This isn’t directly related to politics, but since some of you may still be trembling on the threshold of a decision to go out into the commercial wilds of Black Friday, here’s a snippet from Derek Thompson’s cautionary advice at The Atlantic going into the Holiday:
The biggest mistake that people make on Black Friday is that they assume that the most popular day of the year to shop is the best day of the year to buy anything. If you’re walking into a store at 5 AM Thursday morning, you’re probably expecting floor-kissing prices in every corner. But store-wide discounts aren’t in the best interest of the store. It’s more common that a few tantalizing items will be sold at a loss to lure shoppers through the door while smart floor design guides them toward more profitable (even full-priced) items. “Black Friday is about cheap stuff at cheap prices, and I mean cheap in every connotation of the word,” Dan de Grandpre, a veteran deal expert, told the New York Times.

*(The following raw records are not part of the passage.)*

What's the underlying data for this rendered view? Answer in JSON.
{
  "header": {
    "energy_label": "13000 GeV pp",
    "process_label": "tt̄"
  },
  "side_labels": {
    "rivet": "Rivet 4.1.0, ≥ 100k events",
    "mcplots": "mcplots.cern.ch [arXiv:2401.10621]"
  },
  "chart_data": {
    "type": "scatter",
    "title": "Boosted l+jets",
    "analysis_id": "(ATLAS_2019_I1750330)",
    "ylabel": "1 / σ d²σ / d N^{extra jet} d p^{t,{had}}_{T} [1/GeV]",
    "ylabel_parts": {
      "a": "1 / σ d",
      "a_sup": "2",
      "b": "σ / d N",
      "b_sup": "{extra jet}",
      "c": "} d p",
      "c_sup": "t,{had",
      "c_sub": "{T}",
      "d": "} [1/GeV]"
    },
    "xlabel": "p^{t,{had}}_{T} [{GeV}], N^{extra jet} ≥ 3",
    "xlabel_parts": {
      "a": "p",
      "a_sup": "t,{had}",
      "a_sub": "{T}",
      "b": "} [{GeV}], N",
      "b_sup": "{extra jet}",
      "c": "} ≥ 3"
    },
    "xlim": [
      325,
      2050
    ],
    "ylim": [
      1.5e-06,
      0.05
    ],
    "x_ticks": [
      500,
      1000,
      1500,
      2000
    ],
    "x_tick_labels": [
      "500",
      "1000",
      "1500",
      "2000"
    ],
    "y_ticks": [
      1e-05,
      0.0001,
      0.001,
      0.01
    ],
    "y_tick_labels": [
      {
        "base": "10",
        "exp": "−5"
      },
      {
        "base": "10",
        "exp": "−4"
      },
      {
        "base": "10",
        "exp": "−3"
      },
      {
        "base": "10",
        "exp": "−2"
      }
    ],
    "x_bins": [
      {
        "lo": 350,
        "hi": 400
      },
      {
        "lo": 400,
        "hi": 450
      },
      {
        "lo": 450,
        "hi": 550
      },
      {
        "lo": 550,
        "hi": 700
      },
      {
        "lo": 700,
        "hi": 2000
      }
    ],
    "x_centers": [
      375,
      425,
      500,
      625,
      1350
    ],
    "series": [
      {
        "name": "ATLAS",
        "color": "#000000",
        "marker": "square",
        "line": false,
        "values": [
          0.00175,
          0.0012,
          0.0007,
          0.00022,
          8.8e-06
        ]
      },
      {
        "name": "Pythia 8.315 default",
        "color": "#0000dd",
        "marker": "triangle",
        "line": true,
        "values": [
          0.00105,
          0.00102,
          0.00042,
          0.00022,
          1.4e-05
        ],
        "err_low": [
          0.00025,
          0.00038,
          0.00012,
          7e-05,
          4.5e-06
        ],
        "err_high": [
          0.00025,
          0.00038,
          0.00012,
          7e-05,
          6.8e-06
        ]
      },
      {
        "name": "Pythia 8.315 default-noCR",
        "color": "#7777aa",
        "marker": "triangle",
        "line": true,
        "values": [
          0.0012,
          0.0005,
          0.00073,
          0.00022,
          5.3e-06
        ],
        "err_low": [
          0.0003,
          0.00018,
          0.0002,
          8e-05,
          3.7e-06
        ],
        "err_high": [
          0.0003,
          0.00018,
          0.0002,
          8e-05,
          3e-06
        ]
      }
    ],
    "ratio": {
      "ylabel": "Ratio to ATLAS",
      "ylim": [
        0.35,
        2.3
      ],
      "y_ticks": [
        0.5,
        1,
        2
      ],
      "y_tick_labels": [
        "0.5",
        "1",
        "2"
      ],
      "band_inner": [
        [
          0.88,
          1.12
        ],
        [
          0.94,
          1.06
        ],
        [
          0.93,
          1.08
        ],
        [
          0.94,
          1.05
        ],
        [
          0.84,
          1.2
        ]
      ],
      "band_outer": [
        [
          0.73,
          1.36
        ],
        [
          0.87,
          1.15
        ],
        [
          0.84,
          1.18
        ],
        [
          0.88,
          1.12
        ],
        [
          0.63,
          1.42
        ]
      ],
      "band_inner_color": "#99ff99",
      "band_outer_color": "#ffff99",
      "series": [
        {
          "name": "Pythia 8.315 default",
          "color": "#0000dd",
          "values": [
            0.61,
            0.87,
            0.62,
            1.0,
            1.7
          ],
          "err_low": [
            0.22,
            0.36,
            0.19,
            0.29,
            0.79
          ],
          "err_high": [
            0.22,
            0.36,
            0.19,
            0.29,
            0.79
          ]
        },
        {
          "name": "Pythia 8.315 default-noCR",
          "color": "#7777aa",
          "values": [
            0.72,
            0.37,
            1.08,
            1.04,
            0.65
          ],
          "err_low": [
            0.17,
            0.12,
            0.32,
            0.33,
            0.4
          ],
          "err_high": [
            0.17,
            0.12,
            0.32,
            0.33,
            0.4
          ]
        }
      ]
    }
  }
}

Stores know you’re making this mistake, and they know how to manipulate floor traffic to their higher-margin stuff. As experts in “retail ergonomics” (it’s a thing) have shown, counterclockwise traffic flows result in more spending; putting high-margin items at eye-level to the customers’ right is most likely to motivate a purchase; and forcing you to walk around a display is an easy way to draw our attention to items the store wants us to throw in the cart.
But Thompson’s final tip is the most important, and is relevant to the desire for more More Stuff every day of the year:
Black Friday is exhausting. And when you feel exhausted, your brain gets drunk with stupid. It’s decision fatigue, it’s leg fatigue, it’s everything fatigue. Retail stores know this. So they put cheap stuff tantalizingly close to our arms in the checkout aisle. It’s so cheap, and small, and cute, I have to have it, your decision-fatigued brain will plead. Don’t listen.